İnsan doğasının en önemli kodlarından biri, yaratılış niteliğine uygun seçkin ve değerli yaşam eğilimidir.
Kadın ve erkek doğasının en belirgin özelliği, birbirini tamamlayacak yapı ve donanıma sahip olmasıdır.
Bu özellik kadın ve erkek arasında İnsanlık tarihinin başlangıcından bugüne, bugünden geleceğin en son anına kadara sürecek bir arayışı sonuç vermiştir.
Bu birlikteliği fiziksel olarak ele alma, haz eksenli ve anlık tatminler içeren bir düşünce ile değerlendirme, iki cins arasındaki asıl ilişki niteliğini kavrayamamış olmakla ilgilidir. Bu iki farklı yaratılışın birbirinden asıl talep ettiği şey, kalbi olan duyguların aktarımı ile yaşanılacak bir olma alışkanlığıdır.
Dolayısıyla ilişkiden ne beklendiği ve hangi amaçla sürdürülmesi gerektiği bilincinin olmadığı noktada, yine insanın doğasında olan mükemmeli istemek duyusu, içsel değişime uğrayıp görümü zenginleştirme çabasına girmektedir. Böylelikle yüksek beklentiler için yapılan hayali yatımlar, doyum karşılığı alamadığından bocalamaya başlar.

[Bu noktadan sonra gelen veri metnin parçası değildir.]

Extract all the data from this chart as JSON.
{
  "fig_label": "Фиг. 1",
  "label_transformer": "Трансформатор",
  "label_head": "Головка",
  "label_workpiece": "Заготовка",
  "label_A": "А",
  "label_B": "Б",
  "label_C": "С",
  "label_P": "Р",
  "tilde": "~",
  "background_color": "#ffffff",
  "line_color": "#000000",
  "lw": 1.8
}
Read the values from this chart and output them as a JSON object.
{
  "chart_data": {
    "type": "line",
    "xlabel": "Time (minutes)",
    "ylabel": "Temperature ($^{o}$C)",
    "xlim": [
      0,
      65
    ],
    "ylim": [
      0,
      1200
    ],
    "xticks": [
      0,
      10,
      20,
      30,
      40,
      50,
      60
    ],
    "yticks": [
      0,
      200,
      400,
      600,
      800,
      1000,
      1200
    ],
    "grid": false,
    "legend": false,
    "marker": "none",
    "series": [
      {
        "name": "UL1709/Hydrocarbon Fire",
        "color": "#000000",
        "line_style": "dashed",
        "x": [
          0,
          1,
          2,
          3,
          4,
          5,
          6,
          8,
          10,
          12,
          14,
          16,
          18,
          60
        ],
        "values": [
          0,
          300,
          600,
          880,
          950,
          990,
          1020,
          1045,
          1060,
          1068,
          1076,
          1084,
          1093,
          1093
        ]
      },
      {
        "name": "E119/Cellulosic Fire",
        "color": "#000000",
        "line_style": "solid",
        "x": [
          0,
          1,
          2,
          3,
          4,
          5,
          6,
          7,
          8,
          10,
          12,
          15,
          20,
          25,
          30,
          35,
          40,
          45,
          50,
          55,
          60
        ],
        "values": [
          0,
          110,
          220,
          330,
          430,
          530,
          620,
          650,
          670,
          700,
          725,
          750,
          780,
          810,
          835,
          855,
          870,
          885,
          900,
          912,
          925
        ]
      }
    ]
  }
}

Ve bugün karşılaşılan boşanma sorunların başında, değer yönetiminin yanlışlığı nedeni ile ortaya çıkan duygusal iflas gelmektedir.
Kişilik istikrarsızlıkları, kararsızlıklar, başka arayışların içine girmek, elde avuçta kalan son şeyleri de saçıp savurmak için girişilen şaşkınlık hareketleridir.
Kısır döngüler değişimi fiziksel ve mekânsal bağlamda tetikliyor görünse de aslında bakış açısı ile ilgili bir yeni açı gereksiniminin bildirimidir.
Bu noktada uyum becerilerini geliştirmek için isteklilik ve kararlılık içinde olmak, yaşamın en gerçekçi beklentisidir.
Ancak insanların aceleci yanları, sorunları ele alırken ortaya çıkmış problemlerin birden ortadan kalmasını istemeleri nedeniyle gösterdikleri sabırsızlıklardır.
Oysa bu çok değerli kurtarma hareketinin gerçek ve gerekçeli bir önemi vardır.
Evet, yaşam sonucu itibariyle ürettiği şeyler nedeniyle değerlidir. Dolayısıyla hayatla sunulan şeylerin iyi gözlemlenmesi bir var oluş ödevidir.